Showing posts with label wes anderson. Show all posts
Showing posts with label wes anderson. Show all posts

Saturday, January 29, 2022

Three Films Make A Post: You are the experiment

Kain Kafam Hitam (2019): Somehow, it took two directors in form of Yudhistira Bayuadji and Maxime Bouttier to make the most generic, blandest example of the contemporary Indonesian horror wave I have yet seen. As a long-time genre movie fan, I’m perfectly okay with movies that aren’t works of genius and which consist nearly completely of well-worn tropes, but this one really has not a single moment that’s genuinely creepy, instead dragging its audience from one non-set piece, filmed indifferently, to the next. Apparently, the true horror is getting painfully bored by a film not even making the pretence of putting any effort in.

Arctic Void (2022): In comparison, this “stranded on Stavanger after some Fortean stuff happened” film by Darren Mann is a masterpiece. At least, it does start out pretty strong, with an inciting incident that’s cleverly staged and genuinely intriguing.

After the first act, alas, it becomes clear all too quickly that the film doesn’t really have any material for a second or a third one and will mostly drag its feet while nothing happens. At first, the very beautiful shots of an empty arctic township are somewhat interesting, but that attraction does stop eventually too, for one can only watch three mediocre actors doing very little for some time before one expects a theme, a plot, or just a mood to arrive.

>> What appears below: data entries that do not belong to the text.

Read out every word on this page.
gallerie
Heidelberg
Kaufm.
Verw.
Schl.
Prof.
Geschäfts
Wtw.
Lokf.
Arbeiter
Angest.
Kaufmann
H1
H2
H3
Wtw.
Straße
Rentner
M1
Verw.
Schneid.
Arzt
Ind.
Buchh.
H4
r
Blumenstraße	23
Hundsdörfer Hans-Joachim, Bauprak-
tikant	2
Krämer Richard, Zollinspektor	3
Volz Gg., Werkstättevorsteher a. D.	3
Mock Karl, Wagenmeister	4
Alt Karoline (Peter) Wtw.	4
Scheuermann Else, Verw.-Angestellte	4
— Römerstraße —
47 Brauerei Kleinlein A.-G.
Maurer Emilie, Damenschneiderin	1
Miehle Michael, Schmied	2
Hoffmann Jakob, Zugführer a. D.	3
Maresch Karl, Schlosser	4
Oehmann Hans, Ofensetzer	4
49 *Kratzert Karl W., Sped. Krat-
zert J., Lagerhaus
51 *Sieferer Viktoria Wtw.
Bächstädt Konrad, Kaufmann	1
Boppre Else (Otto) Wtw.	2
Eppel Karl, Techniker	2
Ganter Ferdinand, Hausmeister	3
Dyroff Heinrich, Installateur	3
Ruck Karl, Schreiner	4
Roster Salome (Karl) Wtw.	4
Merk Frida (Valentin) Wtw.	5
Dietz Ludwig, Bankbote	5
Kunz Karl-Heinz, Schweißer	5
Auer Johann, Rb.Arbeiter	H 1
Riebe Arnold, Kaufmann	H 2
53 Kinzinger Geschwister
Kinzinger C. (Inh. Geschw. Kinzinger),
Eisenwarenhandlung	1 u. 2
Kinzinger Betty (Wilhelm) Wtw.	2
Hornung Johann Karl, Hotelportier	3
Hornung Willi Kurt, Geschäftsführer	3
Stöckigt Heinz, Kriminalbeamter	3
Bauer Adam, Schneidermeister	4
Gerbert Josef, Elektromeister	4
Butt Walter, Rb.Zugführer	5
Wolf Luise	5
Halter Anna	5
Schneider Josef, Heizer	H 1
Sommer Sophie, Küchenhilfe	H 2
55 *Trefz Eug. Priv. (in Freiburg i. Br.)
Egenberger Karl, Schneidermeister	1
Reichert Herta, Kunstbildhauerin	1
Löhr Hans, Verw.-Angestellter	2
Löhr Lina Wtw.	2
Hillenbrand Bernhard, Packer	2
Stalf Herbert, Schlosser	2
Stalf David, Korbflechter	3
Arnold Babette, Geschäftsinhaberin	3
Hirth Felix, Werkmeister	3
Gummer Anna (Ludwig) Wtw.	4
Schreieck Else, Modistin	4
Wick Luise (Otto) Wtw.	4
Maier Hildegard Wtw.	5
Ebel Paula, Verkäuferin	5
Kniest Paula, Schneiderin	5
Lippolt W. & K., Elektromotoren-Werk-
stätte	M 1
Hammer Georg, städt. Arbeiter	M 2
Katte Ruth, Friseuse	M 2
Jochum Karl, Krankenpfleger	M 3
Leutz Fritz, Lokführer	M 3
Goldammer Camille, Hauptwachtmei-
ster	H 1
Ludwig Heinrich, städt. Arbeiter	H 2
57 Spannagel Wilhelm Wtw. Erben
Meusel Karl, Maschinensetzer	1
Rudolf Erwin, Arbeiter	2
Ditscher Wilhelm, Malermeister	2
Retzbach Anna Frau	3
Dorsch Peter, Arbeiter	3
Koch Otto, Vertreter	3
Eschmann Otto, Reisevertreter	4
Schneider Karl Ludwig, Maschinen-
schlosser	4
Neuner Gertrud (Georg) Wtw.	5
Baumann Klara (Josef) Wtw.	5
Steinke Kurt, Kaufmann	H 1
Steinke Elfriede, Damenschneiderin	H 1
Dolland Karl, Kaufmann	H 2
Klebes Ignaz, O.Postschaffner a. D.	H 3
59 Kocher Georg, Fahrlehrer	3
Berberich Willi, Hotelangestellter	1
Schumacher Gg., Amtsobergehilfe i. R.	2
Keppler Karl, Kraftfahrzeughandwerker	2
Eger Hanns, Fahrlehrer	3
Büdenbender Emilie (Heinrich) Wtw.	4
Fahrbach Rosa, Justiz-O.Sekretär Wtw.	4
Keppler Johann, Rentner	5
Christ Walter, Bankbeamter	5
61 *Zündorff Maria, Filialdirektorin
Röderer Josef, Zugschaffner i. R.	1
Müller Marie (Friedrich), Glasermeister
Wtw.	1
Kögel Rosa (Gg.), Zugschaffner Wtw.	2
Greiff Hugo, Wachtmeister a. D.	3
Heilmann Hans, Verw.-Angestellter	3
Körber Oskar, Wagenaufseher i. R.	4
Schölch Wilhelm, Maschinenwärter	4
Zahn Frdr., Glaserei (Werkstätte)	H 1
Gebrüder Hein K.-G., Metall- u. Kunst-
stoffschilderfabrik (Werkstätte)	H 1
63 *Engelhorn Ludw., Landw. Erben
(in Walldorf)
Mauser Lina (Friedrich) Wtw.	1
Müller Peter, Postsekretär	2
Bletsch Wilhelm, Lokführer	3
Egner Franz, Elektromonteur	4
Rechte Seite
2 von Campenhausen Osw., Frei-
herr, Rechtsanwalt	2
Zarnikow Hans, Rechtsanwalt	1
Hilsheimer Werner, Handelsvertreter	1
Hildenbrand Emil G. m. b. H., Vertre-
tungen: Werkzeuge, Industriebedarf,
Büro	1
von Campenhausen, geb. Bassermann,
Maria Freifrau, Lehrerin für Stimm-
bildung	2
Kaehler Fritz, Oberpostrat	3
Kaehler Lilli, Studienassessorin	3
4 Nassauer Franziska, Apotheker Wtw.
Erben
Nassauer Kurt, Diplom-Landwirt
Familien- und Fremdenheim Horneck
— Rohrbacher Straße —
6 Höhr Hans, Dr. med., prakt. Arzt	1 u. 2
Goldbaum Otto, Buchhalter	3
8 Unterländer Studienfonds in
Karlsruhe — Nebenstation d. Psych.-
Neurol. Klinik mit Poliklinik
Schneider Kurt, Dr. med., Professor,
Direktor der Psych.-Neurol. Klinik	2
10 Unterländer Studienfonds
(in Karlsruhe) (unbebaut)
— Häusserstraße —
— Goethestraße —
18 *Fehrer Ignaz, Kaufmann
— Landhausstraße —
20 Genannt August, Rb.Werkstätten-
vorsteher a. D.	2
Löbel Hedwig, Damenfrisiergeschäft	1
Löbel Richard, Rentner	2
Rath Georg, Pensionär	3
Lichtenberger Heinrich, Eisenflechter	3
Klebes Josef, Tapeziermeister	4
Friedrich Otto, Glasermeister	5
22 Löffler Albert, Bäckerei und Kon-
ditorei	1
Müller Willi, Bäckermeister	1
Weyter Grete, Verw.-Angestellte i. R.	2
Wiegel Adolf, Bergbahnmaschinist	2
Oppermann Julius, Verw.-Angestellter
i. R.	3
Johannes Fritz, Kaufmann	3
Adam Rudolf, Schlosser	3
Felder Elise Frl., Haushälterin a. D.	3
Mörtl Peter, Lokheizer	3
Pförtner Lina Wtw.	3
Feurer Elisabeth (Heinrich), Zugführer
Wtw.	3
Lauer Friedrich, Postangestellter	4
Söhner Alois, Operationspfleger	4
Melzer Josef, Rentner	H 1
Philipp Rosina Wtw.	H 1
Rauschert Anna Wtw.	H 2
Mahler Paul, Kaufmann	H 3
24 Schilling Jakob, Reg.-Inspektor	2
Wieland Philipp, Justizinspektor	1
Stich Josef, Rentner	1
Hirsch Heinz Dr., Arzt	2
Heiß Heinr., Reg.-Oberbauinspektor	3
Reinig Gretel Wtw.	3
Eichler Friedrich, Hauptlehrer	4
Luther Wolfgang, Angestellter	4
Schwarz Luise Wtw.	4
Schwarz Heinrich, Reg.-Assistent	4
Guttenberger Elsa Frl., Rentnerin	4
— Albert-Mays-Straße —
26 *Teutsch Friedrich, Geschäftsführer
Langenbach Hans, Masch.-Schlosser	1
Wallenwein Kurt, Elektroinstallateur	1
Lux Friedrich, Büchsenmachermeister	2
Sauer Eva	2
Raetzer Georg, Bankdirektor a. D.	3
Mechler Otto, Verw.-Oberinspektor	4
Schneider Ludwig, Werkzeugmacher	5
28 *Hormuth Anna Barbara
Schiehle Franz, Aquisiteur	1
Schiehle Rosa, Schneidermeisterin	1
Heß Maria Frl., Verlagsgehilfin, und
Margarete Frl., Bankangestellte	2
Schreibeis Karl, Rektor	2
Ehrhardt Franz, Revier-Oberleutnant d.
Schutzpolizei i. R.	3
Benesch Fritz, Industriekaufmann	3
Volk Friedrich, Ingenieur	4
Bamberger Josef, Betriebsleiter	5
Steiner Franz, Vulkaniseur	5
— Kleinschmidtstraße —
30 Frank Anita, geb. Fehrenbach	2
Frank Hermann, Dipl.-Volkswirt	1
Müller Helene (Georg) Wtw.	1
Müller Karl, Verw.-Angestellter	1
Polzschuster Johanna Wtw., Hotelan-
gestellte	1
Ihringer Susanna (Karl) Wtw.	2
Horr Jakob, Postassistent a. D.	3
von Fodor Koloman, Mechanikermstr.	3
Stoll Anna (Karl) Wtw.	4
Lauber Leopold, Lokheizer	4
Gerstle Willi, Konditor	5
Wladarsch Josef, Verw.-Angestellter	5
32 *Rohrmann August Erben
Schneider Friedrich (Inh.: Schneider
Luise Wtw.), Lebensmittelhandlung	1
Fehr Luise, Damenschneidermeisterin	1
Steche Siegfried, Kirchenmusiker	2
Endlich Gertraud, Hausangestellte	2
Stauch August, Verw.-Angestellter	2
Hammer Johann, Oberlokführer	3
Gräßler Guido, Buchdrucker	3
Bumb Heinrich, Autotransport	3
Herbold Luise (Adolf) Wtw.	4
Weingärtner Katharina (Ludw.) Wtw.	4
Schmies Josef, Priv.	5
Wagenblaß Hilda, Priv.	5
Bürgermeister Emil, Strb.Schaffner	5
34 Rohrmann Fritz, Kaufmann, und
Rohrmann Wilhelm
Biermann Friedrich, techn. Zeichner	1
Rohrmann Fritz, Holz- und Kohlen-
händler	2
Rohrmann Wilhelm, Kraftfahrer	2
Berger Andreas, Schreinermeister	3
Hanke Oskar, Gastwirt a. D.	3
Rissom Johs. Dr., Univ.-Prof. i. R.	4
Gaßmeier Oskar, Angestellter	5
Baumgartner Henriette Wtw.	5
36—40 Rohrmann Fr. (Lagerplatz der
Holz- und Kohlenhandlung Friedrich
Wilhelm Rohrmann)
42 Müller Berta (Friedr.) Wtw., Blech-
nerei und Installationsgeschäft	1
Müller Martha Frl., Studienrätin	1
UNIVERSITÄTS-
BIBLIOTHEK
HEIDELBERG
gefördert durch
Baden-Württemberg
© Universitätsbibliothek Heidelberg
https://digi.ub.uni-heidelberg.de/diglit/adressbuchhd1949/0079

The French Dispatch (2021): If you’re Wes Anderson (and the comparison is obviously very unfair to Arctic Void), you can get by with a very personal aesthetic, as this movie of connected shorts set in a France built out of weird ideas dreamt up after a marathon viewing session of pre-80s French cinema demonstrates. The film’s omnibus structure enables Anderson to completely give up on any pretence of interest in a standard narrative. Instead, a bunch of great actors go through a series of Anderson obsessions, tics and concepts, movie and literature quotes as filtered through the director’s by now well-known predilections, until the viewer is either hypnotized by the power of watching the contents of someone’s subconscious turned movie, or annoyed. I’m one of the viewers still very much with Anderson; visiting his mind space as a world put on screen still feels rather singular.

Saturday, January 19, 2019

Three Films Make A Post: A sensational characterisation you wouldn't believe possible

The Darjeeling Limited (2007): I don’t usually write a lot about Wes Anderson’s films, because while I love most of them quite a bit, I don’t have much to say about them beyond noting my appreciation for his general aesthetic (and the guy’s films are nothing if not expressions of a single and very personal aesthetic), his curious ability to make films full of ironic distance that still seem to respect and portray human emotion in a stylized yet truthful manner. Why, he even gets me to watch a film about characters for whose little rich boy problems I’d have little patience otherwise like this one, and enjoy it.

Greenberg (2010): I’m somewhat more particular when it comes to the films of Noah Baumbach. About half of them I think are brilliant or borderline brilliant, the other half (say the confusingly beloved Mistress America or While We’re Young) I can’t stand at all.

One of the borderline brilliant ones is this one about the perils of being a supposed grown-up when you are perhaps not suited to it at all, embodied in a pretty fantastic performance by Ben Stiller (who is a properly good actor when he is acting instead of being Ben Stiller). The film also concerns itself with the perils of being a young woman who has had much of her confidence and self-esteem sucked out by life as a young, poor woman in late capitalist America as even more fantastically embodied by Greta Gerwig. As an actress, Gerwig has an incredible way of projecting telling degrees of awkwardness only comparable to the way Vincent Price could chew scenery to just the exact correct degree. Baumbach keeps some ironic distance here too, but where Anderson’s view is a bit more clinical, I believe Baumbach wants his characters to change and improve and be happy (to the degree being happy is possible for them) more often than not. As a viewer, I approve of this.

Stegman Is Dead (2017): Keeping with the comedy, though on a less critically acclaimed and less accomplished level, David Hyde’s film concerns a bunch of slightly eccentric criminals, killers etc, performing their merry dance of stupidity and mild violence while descending on the house of a porn producer (porn jokes are actually one of the film’s strengths) and other houses looking for a McGuffin in form of a video. It’s sometimes funny, sometimes going over the same couple of ideas over and over again, sometimes threatening to do something really interesting and crazy but never quite getting there.


It’s a generally likeable little film, though, not terribly cynical, not terribly involving, but certainly worth a friendly nod.